Ms Khames says that she and other members of the artistic community believe that if Abu Dhabi truly wants to become a cultural hub, then people need to start talking about art and its place in Arab culture, especially with the branches of the Louvre and Guggenheim museums scheduled to open in 2012. Many members of the artistic community are wondering how conservatives may react to some of the works the museums are expected to display, she says.

"It is not easy to change people's minds. To see different art from what we're used to here can change people's minds." She adds that simply importing art from abroad will not be enough to foster the arts and that there should be more promotion of all kinds of art, including traditional forms. Mohammed Kanoo, an artist originally from Bahrain whose work is inspired by Andy Warhol and the pop art movement of the 1950s, agrees.
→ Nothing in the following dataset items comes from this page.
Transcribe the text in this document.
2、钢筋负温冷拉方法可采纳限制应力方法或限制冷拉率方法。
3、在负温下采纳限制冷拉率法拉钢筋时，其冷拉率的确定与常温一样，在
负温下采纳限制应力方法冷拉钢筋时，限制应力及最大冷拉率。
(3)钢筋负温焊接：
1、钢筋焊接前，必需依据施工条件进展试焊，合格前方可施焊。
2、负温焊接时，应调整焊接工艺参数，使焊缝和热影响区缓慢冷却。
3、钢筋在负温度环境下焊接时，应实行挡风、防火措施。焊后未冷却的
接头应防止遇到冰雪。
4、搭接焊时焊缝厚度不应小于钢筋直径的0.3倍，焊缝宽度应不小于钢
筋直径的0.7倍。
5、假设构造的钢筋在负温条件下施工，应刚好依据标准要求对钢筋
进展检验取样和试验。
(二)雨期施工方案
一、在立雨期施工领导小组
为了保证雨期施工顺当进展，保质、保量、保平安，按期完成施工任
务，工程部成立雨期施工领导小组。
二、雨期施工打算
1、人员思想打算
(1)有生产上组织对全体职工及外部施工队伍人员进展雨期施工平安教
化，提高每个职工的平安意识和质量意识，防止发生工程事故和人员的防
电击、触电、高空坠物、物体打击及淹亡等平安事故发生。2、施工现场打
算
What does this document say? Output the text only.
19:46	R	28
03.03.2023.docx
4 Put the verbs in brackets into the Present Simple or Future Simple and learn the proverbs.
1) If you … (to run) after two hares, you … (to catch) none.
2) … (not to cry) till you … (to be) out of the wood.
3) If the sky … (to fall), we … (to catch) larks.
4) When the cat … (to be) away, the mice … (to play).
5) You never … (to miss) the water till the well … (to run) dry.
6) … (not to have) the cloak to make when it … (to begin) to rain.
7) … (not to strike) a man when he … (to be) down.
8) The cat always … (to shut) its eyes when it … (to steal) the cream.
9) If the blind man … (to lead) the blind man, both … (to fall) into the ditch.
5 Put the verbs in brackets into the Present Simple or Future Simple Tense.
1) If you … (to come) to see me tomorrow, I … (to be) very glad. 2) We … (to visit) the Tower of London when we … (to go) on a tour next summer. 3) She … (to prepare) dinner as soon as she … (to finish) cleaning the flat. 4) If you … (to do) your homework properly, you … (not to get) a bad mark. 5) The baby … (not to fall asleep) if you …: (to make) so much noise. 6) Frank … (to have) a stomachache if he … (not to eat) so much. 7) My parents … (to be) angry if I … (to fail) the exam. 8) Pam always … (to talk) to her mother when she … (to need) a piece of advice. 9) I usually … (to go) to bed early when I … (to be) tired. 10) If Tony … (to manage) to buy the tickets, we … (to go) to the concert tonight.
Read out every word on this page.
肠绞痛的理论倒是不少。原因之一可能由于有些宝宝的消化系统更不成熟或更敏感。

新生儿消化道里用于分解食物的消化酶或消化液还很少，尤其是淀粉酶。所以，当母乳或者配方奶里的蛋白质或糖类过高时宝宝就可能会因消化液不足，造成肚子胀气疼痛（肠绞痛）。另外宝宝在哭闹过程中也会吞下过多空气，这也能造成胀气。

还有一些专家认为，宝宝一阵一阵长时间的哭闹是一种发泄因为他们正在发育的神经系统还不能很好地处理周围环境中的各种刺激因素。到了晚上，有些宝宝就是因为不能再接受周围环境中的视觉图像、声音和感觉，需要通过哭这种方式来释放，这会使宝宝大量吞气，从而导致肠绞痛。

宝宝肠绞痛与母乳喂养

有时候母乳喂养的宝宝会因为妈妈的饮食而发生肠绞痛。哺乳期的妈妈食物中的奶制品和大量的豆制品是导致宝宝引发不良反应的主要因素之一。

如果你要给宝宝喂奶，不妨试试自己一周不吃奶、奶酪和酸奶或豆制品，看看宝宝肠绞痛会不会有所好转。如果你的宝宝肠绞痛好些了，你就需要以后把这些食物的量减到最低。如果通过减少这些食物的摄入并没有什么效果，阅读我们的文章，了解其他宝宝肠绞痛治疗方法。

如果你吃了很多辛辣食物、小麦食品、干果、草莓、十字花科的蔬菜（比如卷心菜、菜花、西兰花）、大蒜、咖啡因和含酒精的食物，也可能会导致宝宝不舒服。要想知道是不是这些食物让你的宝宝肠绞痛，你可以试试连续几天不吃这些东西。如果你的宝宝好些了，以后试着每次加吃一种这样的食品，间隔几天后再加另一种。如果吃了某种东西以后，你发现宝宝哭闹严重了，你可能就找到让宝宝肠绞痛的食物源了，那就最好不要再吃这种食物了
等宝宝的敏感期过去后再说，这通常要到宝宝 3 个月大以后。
He notes that some UAE artists push the boundaries of what is acceptable, but many censor themselves for fear of offending the authorities.

"Art here is limited by the artists themselves," he says. Mr Kanoo says he would like a national debate on art and hopes the projects like the Guggenheim and the Louvre provide the inspiration. "The Guggenheim is important for an arts evolution here. Custom is what drives the people here and no one wants to challenge society too much. A naked woman in art, for example, is something our traditions won't allow," he says.

"But when the Guggenheim comes, will there be a debate? I hope so. When art becomes more popular here, when people are more educated and less fearful, that's hopefully when the debate will happen." Ronald Hawker, a professor of art history at Zayed University in Abu Dhabi, agrees that art requires discussion to develop. "If you look at most art historical texts on Islamic art, they'll say that the prohibition of the figure rests primarily on the Hadith, figurative 'an angel will not enter a house with a dog or a picture'. This has been interpreted and reinterpreted from various angles according to what sect or school of Islamic law one follows."

It is a point his students regularly discuss. "The conversation continues in the design classrooms at Zayed University," he says, with students both for and against representations of the human body. "I have a feeling that this current argument among students is not altogether different than the discussion artists have had since the beginning." However, Abdulrahman, who is one imam who answers calls at the fatwa line, stressed that the depiction of "anything with a soul" - people or animals - was strictly forbidden under Islam.

"The person who does this is doing what the Prophet did and there is no permission within Islam to do this," he said. "Whoever does this carries a burden." The collections at the Guggenheim will contain as much local art as possible, assuming it meets the standards of the museum, according to Mubarak al Muhairi, director general for Abu Dhabi Tourism Authority. "The staging of temporary art exhibitions has proved conclusively that there is an appetite for art here within the UAE and the wider region," he says.